When you are looking for new ideas, particularly with background ethos of this blog being finding free glass sources from day to day life, it’s always worthwhile taking a look at every glass item you use or find to see if it could be useful. I’m always looking at jars, pots and bottles both on the supermarket shelves or, if bought and used, just before they go in the recycling bin.
One item that I took a closer look at when empty and about to be recycled was a small spice-jar sized black peppercorn mill. The plastic grinding mill section hides the top edge, so I didn’t know if it would be suitable for any use until the plastic was prized off with a small screwdriver. To my surprise, the top of the pot was not like a regular spice jar, but had a turreted edge, which is clearly a structural part of the grinder mechanism fixing. This gave me two initial thoughts on how to use it. As you can see from the photo on the right, it’s quite an attractive shaped pot, so was a prime candidate to pour a candle into. The other thought I had, which I will hopefully try after the next one is empty, would follow on from this weeks creative glass course learning, and copper-foil the turreted edge and other parts of the body to enhance the ‘castle’ shape of the pot. For this one, as I happen to be on with another candle pot, I decide to go with the candle thought, which meant no further work on the glass than just striping off the label and grinder, and giving it a good scrub out – dead easy!

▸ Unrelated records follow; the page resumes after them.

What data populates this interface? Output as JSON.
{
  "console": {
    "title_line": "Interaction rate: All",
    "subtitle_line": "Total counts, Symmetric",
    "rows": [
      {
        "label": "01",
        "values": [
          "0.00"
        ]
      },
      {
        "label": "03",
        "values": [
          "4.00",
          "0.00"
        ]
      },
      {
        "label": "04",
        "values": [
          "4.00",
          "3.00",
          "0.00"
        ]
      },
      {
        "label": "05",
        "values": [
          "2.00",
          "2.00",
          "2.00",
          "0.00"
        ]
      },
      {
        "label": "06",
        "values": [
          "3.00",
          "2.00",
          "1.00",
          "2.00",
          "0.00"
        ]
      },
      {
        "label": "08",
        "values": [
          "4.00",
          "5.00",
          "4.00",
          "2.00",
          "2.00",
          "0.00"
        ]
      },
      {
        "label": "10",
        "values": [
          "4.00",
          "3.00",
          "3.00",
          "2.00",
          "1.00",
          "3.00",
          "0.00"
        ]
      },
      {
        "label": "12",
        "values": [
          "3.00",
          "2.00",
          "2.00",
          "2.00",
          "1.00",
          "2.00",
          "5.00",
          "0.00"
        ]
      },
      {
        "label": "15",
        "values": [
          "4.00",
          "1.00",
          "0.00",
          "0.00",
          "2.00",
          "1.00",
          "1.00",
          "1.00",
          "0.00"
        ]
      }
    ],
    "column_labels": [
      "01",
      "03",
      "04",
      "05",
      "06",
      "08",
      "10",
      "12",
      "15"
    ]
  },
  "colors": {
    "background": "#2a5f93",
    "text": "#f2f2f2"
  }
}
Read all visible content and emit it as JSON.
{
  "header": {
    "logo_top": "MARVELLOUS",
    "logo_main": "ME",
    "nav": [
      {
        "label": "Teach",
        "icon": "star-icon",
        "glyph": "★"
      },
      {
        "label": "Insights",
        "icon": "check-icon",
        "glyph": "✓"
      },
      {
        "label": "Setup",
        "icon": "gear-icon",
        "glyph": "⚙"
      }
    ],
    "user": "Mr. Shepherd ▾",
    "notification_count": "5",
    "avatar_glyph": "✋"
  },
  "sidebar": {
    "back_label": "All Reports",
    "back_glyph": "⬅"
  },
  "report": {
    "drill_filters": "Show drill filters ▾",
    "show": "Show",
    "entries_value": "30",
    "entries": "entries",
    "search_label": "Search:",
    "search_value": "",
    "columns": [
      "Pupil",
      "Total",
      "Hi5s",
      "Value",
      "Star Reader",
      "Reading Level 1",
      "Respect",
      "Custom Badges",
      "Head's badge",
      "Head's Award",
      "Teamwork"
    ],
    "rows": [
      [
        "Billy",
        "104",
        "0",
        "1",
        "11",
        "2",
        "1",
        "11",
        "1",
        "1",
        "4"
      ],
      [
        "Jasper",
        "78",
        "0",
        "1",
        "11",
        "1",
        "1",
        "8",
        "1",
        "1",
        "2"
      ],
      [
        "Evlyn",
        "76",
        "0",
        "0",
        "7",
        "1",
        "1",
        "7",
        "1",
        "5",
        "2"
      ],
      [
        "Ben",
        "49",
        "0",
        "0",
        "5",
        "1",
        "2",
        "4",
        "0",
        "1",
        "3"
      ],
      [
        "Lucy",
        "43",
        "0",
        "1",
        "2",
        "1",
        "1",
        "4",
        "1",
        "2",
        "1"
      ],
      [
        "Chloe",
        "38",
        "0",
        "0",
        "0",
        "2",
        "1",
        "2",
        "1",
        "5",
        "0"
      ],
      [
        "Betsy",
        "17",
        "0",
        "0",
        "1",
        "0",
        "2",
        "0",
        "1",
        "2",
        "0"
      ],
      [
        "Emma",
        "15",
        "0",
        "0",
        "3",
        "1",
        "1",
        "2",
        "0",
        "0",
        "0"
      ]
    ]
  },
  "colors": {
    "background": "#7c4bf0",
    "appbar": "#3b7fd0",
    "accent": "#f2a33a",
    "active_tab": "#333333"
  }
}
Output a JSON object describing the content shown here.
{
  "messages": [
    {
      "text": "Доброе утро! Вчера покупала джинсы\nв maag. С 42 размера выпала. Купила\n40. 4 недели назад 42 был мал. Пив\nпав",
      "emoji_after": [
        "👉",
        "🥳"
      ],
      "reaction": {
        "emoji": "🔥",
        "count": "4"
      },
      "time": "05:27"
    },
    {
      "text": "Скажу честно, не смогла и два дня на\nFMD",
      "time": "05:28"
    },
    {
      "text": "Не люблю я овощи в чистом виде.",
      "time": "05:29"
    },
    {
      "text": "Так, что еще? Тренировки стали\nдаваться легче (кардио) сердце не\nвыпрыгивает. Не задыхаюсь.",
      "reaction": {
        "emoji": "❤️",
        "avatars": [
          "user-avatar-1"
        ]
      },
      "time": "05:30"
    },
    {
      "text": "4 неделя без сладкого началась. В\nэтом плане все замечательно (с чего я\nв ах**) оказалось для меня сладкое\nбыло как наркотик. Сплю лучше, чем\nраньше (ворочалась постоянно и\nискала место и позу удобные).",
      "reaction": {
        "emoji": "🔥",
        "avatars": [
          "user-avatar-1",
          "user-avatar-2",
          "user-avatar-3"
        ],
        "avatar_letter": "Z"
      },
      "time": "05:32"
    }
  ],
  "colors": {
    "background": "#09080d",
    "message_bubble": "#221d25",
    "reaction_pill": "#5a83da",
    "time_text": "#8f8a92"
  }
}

A full size wick was adhered to the internal base, and another unexpected bonus of the turret top was that it was perfect to place a centralised wick holding pin for the pouring and setting stage. The paraffin wax was dyed orange, and right at the last moment before pouring I added some orange and cinnamon fragrance. As usual, some slumping occurred around the wick, so a number of gentle reheats were required using the gas torch to level off. I guess the narrow circumference makes this more of a problem than with beer and wine bottles which only need a secondary remelt normally.